We have all been sad. Everyone gets sad sometimes. Things happen that can cause massive sadness. The death of a loved one. Losing a job. Heartbreak. A fight with someone you care about. Your career not going as well as you want it to. There are many reasons people experience sadness and they do it all the time. It’s part of being alive.
But here’s the thing that is so different about depression: Not only can it come out of nowhere, without a reason or forewarning, it also comes with another unique quality that is not present in normal, “justified” sadness and makes it so much worse, most likely the worst emotional state you can find yourself in.
The ugliest symptom of depression is hopelessness. Knowing that there is no future for you. That there is absolutely nothing to live for. No hope that it will ever get better and nothing to look forward to.
I’d deal with all the sadness if I could just have a tiny bit of hope for a future. But being in this dark place whilst also knowing that there is nothing to look forward to is what makes this disease so deadly.
And I know it must be hard to understand for anyone who hasn’t personally experienced it, because if I try to imagine it at times when I am not depressed, I myself have a hard time with to do so. How can there be no hope? There’s always hope! There’s always some future.
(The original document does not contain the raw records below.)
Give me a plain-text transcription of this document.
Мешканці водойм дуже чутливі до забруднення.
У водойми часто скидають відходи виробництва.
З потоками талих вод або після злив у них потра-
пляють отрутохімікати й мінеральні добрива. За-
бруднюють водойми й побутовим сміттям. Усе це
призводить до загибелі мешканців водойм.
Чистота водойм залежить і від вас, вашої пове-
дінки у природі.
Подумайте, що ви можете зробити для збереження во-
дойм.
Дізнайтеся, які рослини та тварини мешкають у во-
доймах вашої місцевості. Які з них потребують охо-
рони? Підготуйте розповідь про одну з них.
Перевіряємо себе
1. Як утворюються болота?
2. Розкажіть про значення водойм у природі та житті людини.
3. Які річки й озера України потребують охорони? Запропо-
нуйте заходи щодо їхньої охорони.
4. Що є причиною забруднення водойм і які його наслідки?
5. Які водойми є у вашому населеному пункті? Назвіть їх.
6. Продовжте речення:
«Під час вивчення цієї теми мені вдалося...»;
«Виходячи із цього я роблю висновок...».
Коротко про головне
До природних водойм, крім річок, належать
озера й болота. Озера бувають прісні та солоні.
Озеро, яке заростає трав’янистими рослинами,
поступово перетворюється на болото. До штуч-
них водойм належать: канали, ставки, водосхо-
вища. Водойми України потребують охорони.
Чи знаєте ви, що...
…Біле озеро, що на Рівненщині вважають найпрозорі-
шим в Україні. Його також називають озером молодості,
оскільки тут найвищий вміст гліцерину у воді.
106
Something will happen for sure. Of course! Life goes on. It always does. But you see, those are exactly the thoughts I cannot form when I am in that dark place.
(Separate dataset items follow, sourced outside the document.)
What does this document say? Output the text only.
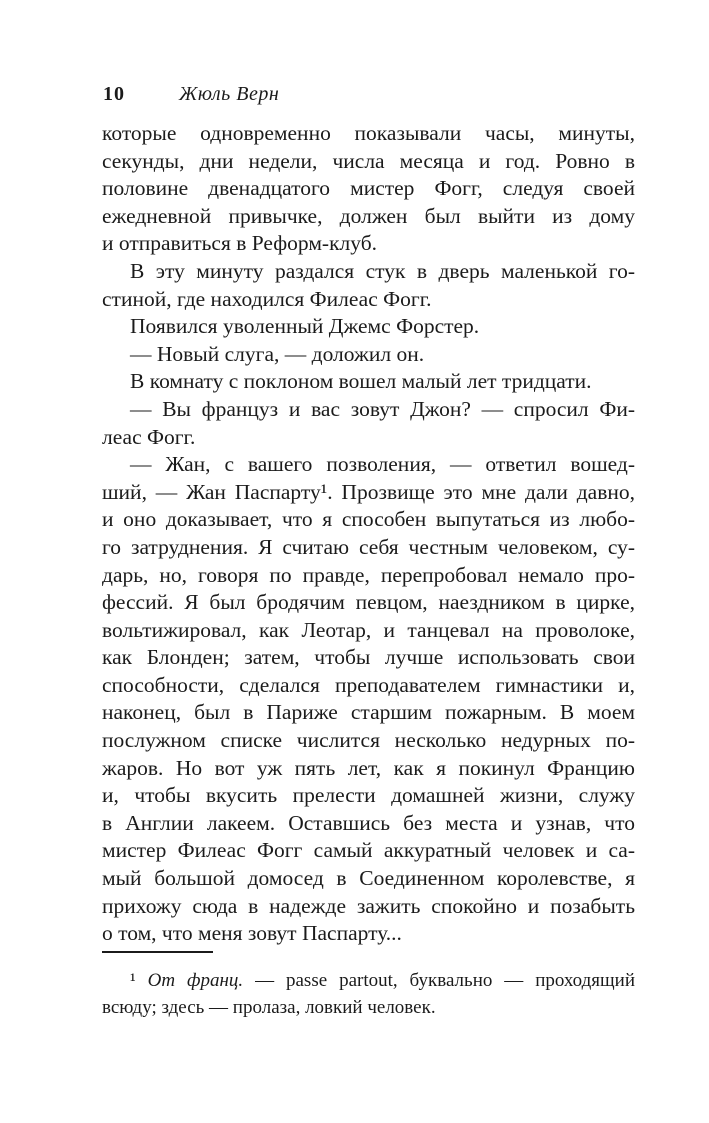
10	Жюль Верн
которые одновременно показывали часы, минуты,
секунды, дни недели, числа месяца и год. Ровно в
половине двенадцатого мистер Фогг, следуя своей
ежедневной привычке, должен был выйти из дому
и отправиться в Реформ-клуб.
В эту минуту раздался стук в дверь маленькой го-
стиной, где находился Филеас Фогг.
Появился уволенный Джемс Форстер.
— Новый слуга, — доложил он.
В комнату с поклоном вошел малый лет тридцати.
— Вы француз и вас зовут Джон? — спросил Фи-
леас Фогг.
— Жан, с вашего позволения, — ответил вошед-
ший, — Жан Паспарту¹. Прозвище это мне дали давно,
и оно доказывает, что я способен выпутаться из любо-
го затруднения. Я считаю себя честным человеком, су-
дарь, но, говоря по правде, перепробовал немало про-
фессий. Я был бродячим певцом, наездником в цирке,
вольтижировал, как Леотар, и танцевал на проволоке,
как Блонден; затем, чтобы лучше использовать свои
способности, сделался преподавателем гимнастики и,
наконец, был в Париже старшим пожарным. В моем
послужном списке числится несколько недурных по-
жаров. Но вот уж пять лет, как я покинул Францию
и, чтобы вкусить прелести домашней жизни, служу
в Англии лакеем. Оставшись без места и узнав, что
мистер Филеас Фогг самый аккуратный человек и са-
мый большой домосед в Соединенном королевстве, я
прихожу сюда в надежде зажить спокойно и позабыть
о том, что меня зовут Паспарту...
¹ От франц. — passe partout, буквально — проходящий
всюду; здесь — пролаза, ловкий человек.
“What would you rather have, a broken leg or your occassional sadness?”
That’s what my last ex said to me. Well, first of all, let me say that I think illnesses or problems can never be compared to one another, it is absolutely pointless and doesn’t help anyone, but it did get me thinking.
What do problems, as bad as they might seem at any given moment, usually have in common? Well, in most cases, there’s still hope! Sometimes more, sometimes less, sure, but hope nonetheless. Hope that it will get better someday. Hope for a future where this issue doesn’t exist anymore. Hope that the healing hands of time will do their magic. Hope!
But that’s exactly what is missing at the times when I am feeling so low. So what is there to hold onto that could drag one through this?
And then there is something else. Usually, when you’re sad about something there are always other things you’re still happy about that keep your spirits up. You may be sad about losing your job but you’re still excited about the person you just met at the gym or seeing your friends on the weekend. You may be heartbroken but you can still laugh at a funny movie or get excited about a job opportunity.
But when you’re almost bedridden because you got smacked so hard in the head with depression, there really is no other thing in life you could be happy or excited about. You don’t have one problem or problems you are sad about, there is only sadness. And for some strange reason, you are absolutely convinced that this will never ever change and you will be forever stuck in this hopeless place.
And that is, in my opinion, what makes depression so horrifying. Hope is what gets us through hard times, it is what keeps us going. It is the reason why people endure tremendous hardships. And it is the one thing you are missing at the time when you would need it the most.